Poucas condições de higiene e sistemas de saúde deficitários. Parecem estar reunidas as condições para transformar o continente africano num recordista de números no que diz respeito à Covid-19.

Primeiro foi a diretora da Organização Mundial da Saúde (OMS) para África, Matshidiso Moeti, a classificar a evolução de casos da Covid-19 como “dramática”. Depois a secretária executiva da Comissão Económica das Nações Unidas para África, Vera Songwe, alertou que o continente está a duas ou três semanas de “uma tempestade tão brutal” como a que atingiu a Espanha e Itália. E agora é John Nkengasong a corrigir as primeiras declarações sobre o assunto: “Antes disse que era uma ameaça iminente para o continente, agora digo que é um desastre iminente“.

Ao La Vanguardia, vários especialistas dão conta que a progressão do vírus em solo africano é semelhante à que se verificou em Itália ou Espanha — os dois países europeus mais afetados — e uma ameaça real para os sistemas de saúde já de si fragilizados. Ainda que alguns países estejam a tomar medidas rapidamente, como o fecho de fronteiras, travar a propagação da doença e evitar milhares de mortes parece uma tarefa bem mais difícil.

A África do Sul, por exemplo, já ultrapassou as estimativas iniciais da Escola de Medicina Tropical e Higiene de Londres que apontavam para que em cerca de um mês os países africanos alcançassem cerca de mil casos. Segundo os dados disponíveis no site wordometers, a África do Sul já regista 1.353 casos e cinco mortos, tendo o primeiro caso sido reportado oficialmente a 4 de março. Além das pessoas infetadas com Covid-19, também os restantes doentes com tuberculose, HIV, malária ou subnutridos irão ser afetados, com o canalizar de recursos para tratar os doentes que serão infetados com o novo coronavírus.
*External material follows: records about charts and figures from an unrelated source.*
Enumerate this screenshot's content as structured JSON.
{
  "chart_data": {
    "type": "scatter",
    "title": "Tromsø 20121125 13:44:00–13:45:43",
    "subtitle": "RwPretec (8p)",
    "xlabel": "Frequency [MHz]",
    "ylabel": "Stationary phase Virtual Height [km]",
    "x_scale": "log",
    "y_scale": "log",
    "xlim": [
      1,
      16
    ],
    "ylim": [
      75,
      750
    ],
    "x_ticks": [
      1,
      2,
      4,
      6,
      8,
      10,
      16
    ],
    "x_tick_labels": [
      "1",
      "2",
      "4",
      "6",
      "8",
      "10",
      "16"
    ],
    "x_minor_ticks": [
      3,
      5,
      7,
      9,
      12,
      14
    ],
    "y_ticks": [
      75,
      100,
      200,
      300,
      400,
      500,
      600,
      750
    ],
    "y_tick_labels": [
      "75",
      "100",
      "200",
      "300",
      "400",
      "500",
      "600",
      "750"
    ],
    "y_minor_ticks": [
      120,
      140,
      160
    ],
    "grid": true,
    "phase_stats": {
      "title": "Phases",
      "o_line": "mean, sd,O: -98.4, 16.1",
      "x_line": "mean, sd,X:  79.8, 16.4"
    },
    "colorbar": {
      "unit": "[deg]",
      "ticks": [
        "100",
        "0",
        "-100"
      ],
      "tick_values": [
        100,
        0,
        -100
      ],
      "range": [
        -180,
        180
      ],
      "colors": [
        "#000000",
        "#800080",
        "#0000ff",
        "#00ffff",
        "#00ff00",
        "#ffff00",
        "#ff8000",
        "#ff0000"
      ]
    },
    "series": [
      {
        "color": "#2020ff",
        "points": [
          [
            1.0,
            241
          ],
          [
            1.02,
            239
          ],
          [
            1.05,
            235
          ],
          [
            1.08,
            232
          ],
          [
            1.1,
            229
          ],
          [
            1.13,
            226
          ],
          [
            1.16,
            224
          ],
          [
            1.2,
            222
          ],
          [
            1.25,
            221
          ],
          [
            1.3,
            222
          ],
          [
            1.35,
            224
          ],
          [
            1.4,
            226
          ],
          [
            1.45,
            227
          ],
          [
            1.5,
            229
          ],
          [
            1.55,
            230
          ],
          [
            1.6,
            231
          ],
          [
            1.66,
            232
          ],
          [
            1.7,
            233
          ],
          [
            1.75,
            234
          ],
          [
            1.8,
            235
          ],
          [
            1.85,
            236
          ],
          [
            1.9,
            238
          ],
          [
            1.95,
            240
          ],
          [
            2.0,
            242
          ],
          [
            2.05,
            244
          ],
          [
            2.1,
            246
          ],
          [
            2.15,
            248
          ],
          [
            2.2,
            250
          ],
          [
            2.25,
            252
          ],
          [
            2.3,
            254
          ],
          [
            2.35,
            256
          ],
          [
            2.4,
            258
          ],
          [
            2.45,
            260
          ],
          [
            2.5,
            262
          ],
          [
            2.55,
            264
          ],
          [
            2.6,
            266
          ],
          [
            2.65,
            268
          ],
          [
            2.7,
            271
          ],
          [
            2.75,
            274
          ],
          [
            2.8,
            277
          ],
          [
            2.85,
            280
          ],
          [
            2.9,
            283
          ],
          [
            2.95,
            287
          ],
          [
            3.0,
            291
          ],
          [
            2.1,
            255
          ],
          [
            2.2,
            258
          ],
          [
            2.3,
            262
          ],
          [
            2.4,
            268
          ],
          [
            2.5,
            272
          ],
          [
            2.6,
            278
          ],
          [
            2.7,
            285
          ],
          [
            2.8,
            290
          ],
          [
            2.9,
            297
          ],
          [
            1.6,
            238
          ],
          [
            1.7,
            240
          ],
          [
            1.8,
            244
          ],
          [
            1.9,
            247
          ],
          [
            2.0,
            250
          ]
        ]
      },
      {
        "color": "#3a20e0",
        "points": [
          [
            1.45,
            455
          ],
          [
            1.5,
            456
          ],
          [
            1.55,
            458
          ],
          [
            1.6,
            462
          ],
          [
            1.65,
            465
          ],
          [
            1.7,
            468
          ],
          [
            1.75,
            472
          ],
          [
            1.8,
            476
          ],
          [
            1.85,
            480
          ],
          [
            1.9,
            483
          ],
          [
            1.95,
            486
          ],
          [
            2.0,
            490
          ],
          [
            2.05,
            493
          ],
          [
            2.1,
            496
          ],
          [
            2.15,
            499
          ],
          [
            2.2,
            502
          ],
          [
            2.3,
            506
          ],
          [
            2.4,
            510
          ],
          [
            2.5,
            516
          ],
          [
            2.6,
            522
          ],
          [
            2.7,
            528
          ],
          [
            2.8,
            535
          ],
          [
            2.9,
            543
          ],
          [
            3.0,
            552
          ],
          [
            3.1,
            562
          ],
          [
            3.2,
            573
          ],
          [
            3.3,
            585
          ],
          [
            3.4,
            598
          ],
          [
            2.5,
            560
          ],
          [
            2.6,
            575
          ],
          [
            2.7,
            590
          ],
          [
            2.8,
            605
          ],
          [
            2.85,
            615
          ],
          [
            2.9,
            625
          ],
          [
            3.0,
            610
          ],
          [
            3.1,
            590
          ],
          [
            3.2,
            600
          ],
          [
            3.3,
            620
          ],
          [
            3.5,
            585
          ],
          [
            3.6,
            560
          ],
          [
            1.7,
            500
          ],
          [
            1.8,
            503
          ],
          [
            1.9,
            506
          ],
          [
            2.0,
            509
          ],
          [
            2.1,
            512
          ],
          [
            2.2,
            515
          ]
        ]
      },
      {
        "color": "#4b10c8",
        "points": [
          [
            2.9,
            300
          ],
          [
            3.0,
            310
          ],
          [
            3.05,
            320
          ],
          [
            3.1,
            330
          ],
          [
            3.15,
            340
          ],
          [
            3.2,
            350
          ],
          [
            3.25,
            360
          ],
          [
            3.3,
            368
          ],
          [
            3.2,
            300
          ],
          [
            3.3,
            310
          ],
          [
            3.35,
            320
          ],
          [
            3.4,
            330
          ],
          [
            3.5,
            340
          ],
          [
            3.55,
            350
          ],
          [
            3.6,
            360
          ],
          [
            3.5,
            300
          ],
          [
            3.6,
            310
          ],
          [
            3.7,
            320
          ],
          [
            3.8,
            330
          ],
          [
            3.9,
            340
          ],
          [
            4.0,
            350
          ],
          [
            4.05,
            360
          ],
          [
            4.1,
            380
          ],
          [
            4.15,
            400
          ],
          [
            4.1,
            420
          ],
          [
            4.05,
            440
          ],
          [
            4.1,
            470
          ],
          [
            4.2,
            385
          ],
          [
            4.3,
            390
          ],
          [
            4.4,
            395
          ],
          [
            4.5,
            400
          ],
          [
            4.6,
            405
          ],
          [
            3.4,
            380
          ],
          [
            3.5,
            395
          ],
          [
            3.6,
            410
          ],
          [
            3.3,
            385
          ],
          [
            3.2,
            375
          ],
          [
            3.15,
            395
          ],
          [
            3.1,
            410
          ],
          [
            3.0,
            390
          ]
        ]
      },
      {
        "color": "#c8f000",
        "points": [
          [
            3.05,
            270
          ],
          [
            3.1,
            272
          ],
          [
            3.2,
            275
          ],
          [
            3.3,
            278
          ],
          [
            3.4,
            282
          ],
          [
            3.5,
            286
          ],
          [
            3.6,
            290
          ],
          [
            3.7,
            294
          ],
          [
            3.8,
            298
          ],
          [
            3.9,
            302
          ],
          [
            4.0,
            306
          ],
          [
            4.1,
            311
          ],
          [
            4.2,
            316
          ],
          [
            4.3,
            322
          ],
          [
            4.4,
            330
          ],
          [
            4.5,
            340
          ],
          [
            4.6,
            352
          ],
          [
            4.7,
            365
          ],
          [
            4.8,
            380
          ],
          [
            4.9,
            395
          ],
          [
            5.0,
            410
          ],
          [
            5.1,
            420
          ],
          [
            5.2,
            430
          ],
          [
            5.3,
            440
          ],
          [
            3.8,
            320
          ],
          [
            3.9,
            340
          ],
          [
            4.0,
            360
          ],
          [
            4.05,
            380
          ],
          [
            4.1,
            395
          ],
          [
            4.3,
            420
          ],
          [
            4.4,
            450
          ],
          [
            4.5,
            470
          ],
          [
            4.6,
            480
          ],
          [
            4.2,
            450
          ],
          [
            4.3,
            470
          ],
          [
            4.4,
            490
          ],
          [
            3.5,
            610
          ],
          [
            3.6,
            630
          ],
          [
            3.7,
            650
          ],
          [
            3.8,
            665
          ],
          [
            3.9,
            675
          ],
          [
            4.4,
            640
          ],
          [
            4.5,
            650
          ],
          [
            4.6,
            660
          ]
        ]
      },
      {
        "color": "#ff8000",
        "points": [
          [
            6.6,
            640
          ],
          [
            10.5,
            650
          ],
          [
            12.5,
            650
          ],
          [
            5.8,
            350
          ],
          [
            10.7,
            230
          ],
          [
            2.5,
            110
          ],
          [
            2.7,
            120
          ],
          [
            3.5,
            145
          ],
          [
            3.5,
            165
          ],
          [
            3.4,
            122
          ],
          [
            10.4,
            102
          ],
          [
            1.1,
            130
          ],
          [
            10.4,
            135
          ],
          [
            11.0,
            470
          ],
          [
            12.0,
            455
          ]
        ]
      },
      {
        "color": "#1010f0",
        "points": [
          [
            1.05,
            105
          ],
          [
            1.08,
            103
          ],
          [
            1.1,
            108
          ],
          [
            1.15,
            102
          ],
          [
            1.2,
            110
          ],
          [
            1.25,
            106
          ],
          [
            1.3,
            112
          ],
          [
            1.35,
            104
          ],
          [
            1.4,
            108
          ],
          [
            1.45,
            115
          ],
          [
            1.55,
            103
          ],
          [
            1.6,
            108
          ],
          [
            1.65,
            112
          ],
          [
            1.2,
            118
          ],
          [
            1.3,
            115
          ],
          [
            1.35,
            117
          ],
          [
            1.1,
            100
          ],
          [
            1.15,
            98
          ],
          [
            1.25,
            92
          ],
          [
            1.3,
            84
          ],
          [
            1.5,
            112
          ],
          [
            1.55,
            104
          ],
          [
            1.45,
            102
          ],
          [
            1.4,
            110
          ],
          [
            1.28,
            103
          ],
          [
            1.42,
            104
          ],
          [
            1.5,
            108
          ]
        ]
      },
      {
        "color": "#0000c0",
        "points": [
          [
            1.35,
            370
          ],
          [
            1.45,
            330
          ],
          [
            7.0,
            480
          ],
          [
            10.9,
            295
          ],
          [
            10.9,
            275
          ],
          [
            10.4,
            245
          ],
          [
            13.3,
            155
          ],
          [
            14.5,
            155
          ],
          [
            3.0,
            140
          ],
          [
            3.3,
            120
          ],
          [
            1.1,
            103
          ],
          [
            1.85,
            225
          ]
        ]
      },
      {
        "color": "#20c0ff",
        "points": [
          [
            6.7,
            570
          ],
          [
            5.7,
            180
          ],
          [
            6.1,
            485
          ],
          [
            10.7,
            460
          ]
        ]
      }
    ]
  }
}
Os campos de refugiados são outra fonte de preocupação. Ao La Vanguardia o médico guineense especialista em doenças tropicais e infecciosas, Mamady Traoré, diz que nas regiões do Burkina Faso, noroeste da Nigéria ou Mali são especialmente preocupantes devido aos movimentos populacionais que ocorrem em consequência dos conflitos armados. “São zonas com muita população deslocada e muita violência. Ali, uma epidemia num campo de refugiados pode ser catastrófica”, afirmou o especialista dos Médicos Sem Fronteiras.

A epidemiologista Anna Roca, que trabalha na Medical Research Unit da República da Gâmbia, dá o exemplo do país: “há apenas duas camas de cuidados intensivos por cada dois milhões de habitantes”.

Segundo os especialistas, uma vez ultrapassada a crise na Europa, será a vez desta estender a mão ao continente africano para que possa ultrapassar os efeitos da pandemia. Além dos efeitos da saúde e a perda de vidas, as limitações impostas à circulação enfraquecerão ainda mais a economia dos países africanos e provocarão o aumento do nível de pobreza no continente. Situação que, segundo os especialistas, só poderá ser resolvida “com ajuda externa”.